Compounds used in this study were obtained from commercial sources except for compounds 11, 12, and 20 to 24, which were synthesized and checked for their purity of greater than ninety-five percent using Waters UHPLC or Varian ProStar HPLC. Detailed syntheses and characterizations are provided in the Supporting Information.

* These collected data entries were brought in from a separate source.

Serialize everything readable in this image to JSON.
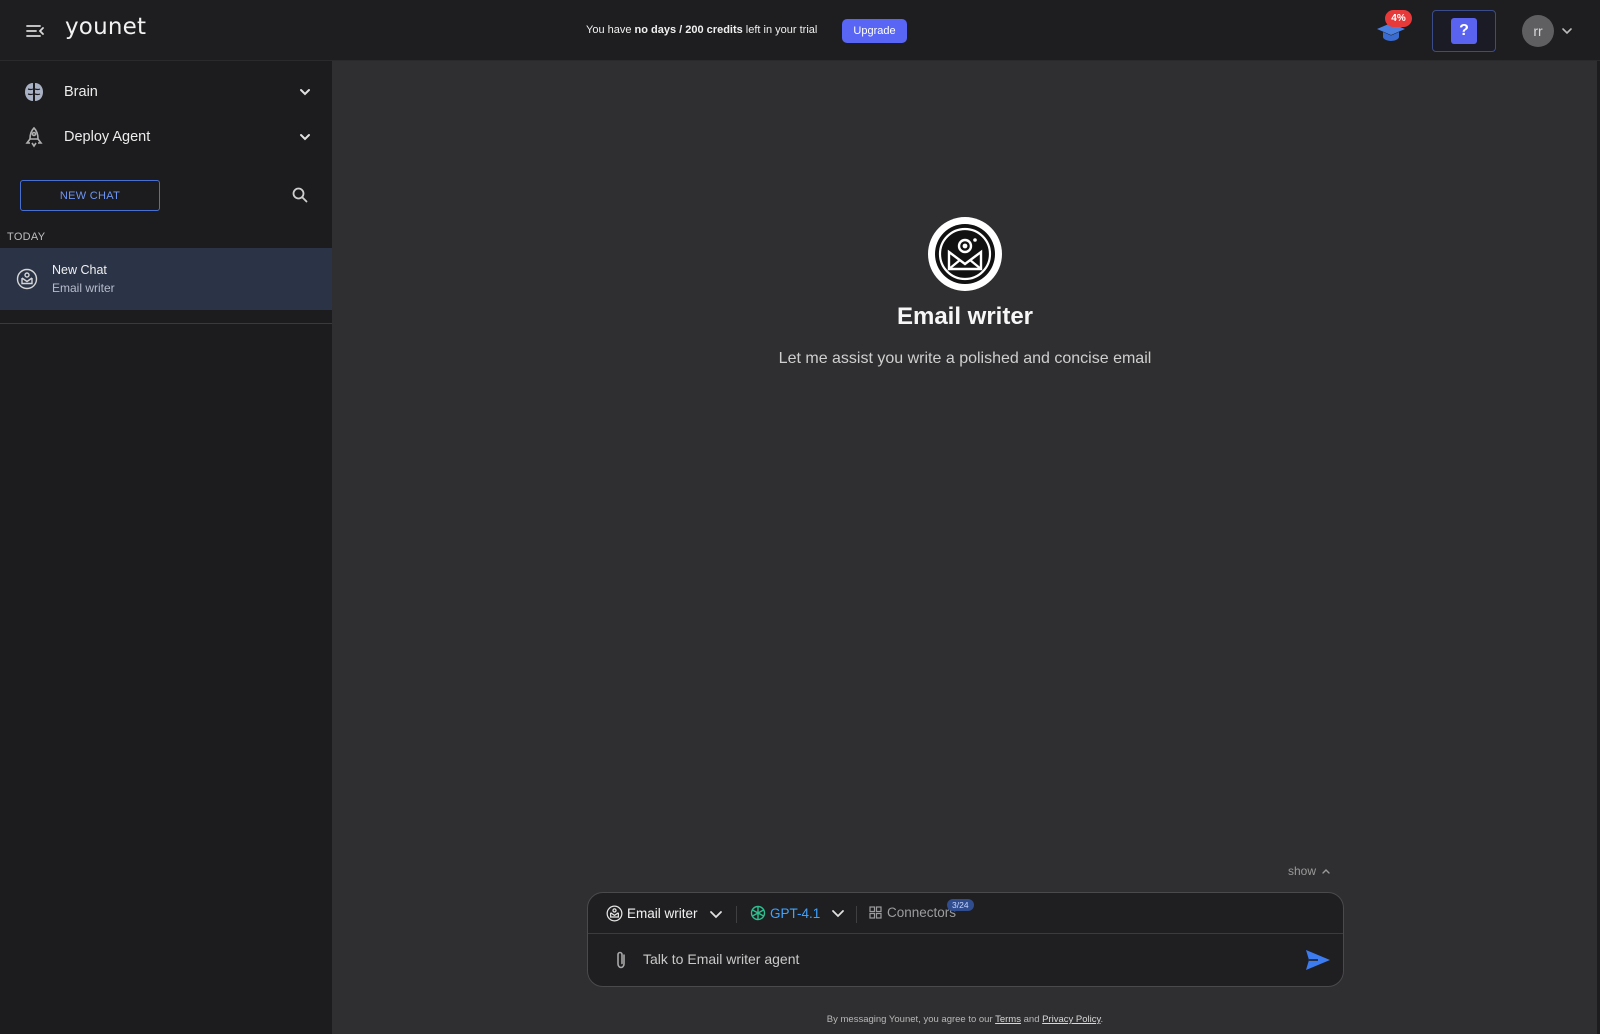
{
  "header": {
    "logo": "younet",
    "trial": {
      "prefix": "You have ",
      "bold": "no days / 200 credits",
      "suffix": " left in your trial"
    },
    "upgrade_label": "Upgrade",
    "courses_badge": "4%",
    "help_glyph": "?",
    "avatar_initials": "rr"
  },
  "sidebar": {
    "items": [
      {
        "label": "Brain",
        "icon": "brain-icon"
      },
      {
        "label": "Deploy Agent",
        "icon": "rocket-icon"
      }
    ],
    "new_chat_label": "NEW CHAT",
    "section_today": "TODAY",
    "chats": [
      {
        "title": "New Chat",
        "subtitle": "Email writer"
      }
    ]
  },
  "agent": {
    "name": "Email writer",
    "description": "Let me assist you write a polished and concise email"
  },
  "composer": {
    "show_label": "show",
    "agent_select": "Email writer",
    "model_select": "GPT-4.1",
    "connectors_label": "Connectors",
    "connectors_badge": "3/24",
    "input_placeholder": "Talk to Email writer agent"
  },
  "footer": {
    "prefix": "By messaging Younet, you agree to our ",
    "terms": "Terms",
    "and": " and ",
    "privacy": "Privacy Policy",
    "end": "."
  },
  "colors": {
    "accent": "#5865f5",
    "model": "#3fa3ff",
    "badge": "#e63a3a",
    "selected_chat": "#2b3447"
  }
}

Isothermal titration calorimetry data were measured with a NanoITC instrument at twenty-five degrees Celsius. Protein at three hundred micromolar in twenty-five millimolar Tris, pH 7.5, five hundred millimolar sodium chloride, zero point five millimolar TCEP, and five percent glycerol was titrated into twenty to thirty micromolar compounds.
Associated Content
The Supporting Information is available free of charge on the ACS Publications website. It includes an overview of the YEATS domain structure, a list of fragments, electron density maps, ITC data, details on compound synthesis and analytical data, and crystallographic data collection and refinement statistics. Molecular formula strings are also provided.
Accession Codes
Coordinates and structure factors have been FHD-609 deposited with accession codes 6hq0, 6hpw, 6hpx, 6hpy, and 6hpz.